Tempo e espaço para brincar

foto em detalhe de mãos de uma criança segurando no guidão de um patinete de madeira

Tempo e espaço para brincar

 “É no brincar, e talvez apenas no brincar, que a criança e o adulto fruem sua liberdade de criação” (Winnicott)

 

Por Lais Fontenelle, em novembro de 2012

 

Avião, amarelinha, pega-pega, corda, pião. Brincadeira é coisa séria, e para que ela possa acontecer precisamos oferecer tempo e espaço adequados para nossas crianças. Mas, será que isso tem acontecido nos dias de hoje em grandes centros urbanos ou mesmo no interior do país? Quantas crianças vemos brincando pelas ruas, ocupando praças e parques com imaginação e movimento? 

 

Devemos sempre nos lembrar de nossas brincadeiras infantis, pois elas, além de integrar e alegrar nossa memória, fizeram parte de nossa formação social, intelectual e afetiva. Através de nossas brincadeiras, socializamos, nos definimos e introjetamos muitos dos hábitos culturais da vida adulta. O brincar é a linguagem da criança, e é imprescindível para um pleno desenvolvimento infantil.

 

Podemos dizer que, com o passar do tempo, o brincar cedeu lugar a outras atividades que afastaram nossas crianças do exercício da criatividade e da liberdade de expressão. E por que isso aconteceu? A diminuição do brincar criativo é um fato, e suas consequências são múltiplas. As crianças da atualidade perderam as ruas e ganharam as telas. Com a saída das mães para o mercado de trabalho, o aumento da violência urbana e, principalmente, a falta de espaços públicos convidativos e adequados às brincadeiras infantis, o brincar livre e espontâneo saiu de cena e os aparatos eletrônicos convidam nossas crianças à paralisia em frente às telas.

 

É claro que a relação das crianças com as telas é difícil de driblar, e que os brinquedos eletrônicos podem ser bastante interessantes quando usados adequadamente, com a mediação dos adultos, porque estimulam outras aptidões e promovem outras brincadeiras.  Mas, tudo o que é excessivo é prejudicial. Criança precisa de movimento. A energia vital dos pequenos os convida a pular e correr, e para exercício desses movimentos amplos é preciso espaço adequado. As ruas são um espaço de socialização e exercício de cidadania, e por isso é muito importante que as crianças as ocupem.

 

Infelizmente, os espaços públicos atuais são extremamente inadequados. Vemos uma degradação de parques e praças em termos de segurança e limpeza, além de uma enorme violência urbana.

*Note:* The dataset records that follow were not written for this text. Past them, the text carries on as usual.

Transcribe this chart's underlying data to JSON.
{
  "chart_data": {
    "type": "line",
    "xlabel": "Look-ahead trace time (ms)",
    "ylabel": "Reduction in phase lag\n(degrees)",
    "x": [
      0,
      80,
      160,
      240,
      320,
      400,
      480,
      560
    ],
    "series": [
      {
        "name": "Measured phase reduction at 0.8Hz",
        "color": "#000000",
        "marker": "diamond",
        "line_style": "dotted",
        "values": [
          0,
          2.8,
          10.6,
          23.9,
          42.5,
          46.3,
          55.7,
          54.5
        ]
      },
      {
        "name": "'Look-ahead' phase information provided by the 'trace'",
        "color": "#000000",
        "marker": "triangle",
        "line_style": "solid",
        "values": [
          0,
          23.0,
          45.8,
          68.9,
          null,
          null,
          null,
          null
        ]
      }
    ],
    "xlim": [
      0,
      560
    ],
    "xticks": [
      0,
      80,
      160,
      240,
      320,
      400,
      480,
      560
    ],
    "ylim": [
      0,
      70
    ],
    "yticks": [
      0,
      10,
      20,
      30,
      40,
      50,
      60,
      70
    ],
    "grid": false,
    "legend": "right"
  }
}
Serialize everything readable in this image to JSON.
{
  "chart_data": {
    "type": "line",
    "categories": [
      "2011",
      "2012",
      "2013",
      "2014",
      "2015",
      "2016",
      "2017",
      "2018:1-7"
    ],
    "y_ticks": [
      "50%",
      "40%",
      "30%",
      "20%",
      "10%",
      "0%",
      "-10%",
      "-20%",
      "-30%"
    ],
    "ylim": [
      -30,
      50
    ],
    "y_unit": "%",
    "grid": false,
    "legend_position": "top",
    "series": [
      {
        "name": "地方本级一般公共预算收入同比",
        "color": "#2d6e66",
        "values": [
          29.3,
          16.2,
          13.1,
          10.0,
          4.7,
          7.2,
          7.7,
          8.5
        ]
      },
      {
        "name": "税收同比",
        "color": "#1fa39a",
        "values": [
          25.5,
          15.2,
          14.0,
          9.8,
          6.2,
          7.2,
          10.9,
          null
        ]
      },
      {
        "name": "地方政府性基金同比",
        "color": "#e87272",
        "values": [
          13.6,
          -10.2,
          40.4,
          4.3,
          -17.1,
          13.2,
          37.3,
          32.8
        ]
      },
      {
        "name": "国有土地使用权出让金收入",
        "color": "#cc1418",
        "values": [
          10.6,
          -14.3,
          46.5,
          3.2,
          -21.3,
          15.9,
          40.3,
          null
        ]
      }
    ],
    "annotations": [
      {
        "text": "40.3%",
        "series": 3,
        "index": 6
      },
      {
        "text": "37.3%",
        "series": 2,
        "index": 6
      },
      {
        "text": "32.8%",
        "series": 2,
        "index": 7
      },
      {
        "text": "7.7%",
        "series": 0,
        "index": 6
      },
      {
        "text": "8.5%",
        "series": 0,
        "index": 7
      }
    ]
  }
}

No documentário da diretora Estela Renner, Muito Além do Peso, ouvimos tristes relatos de mães que não deixam seus filhos brincarem nas ruas por medo da violência – e isso acaba contribuindo para o agravamento do problema da obesidade infantil. E o que temos feito como cidadãos para reverter esse quadro? Levamos nossos filhos para passeios em espaços públicos ao invés de shoppings? Nos organizamos como comunidade para proteger as praças de nosso entorno? Cuidamos desses espaços em termos de limpeza urbana, ou seja, jogamos nosso lixo no local adequado? Essas são questões importantes. As ruas são nossas e devemos lutar para que sejam cuidadas.

 

Antes de concluir esse texto, gostaria de sugerir outra reflexão, não menos urgente, que trata da apropriação de espaços públicos por marcas. É notório que eventos mercadológicos têm invadido cada vez mais lugares públicos como praias, parques e praças travestidos de convite a brincadeiras para cooptar nossas crianças ao consumo das marcas ali anunciadas. Claro que os eventos são gratuitos, como não poderiam deixar de ser, mas qual é o direito de um cidadão, que paga seus impostos e se incomoda com essa invasão no seu espaço de lazer? Esse debate também precisa ser aberto, porque os espaços públicos já são escassos e inadequados e quando estão em boas condições de uso encontram-se invadidos por marcas. Que tal, então, além de cuidarmos do nosso entorno e educarmos nossas crianças para isso, nos mobilizarmos para que surjam políticas públicas que pensem em espaços mais convidativos a nossas crianças e suas brincadeiras? O brincar é um direito – disso não devemos nos esquecer. As cidades precisam ser mais amigas das crianças.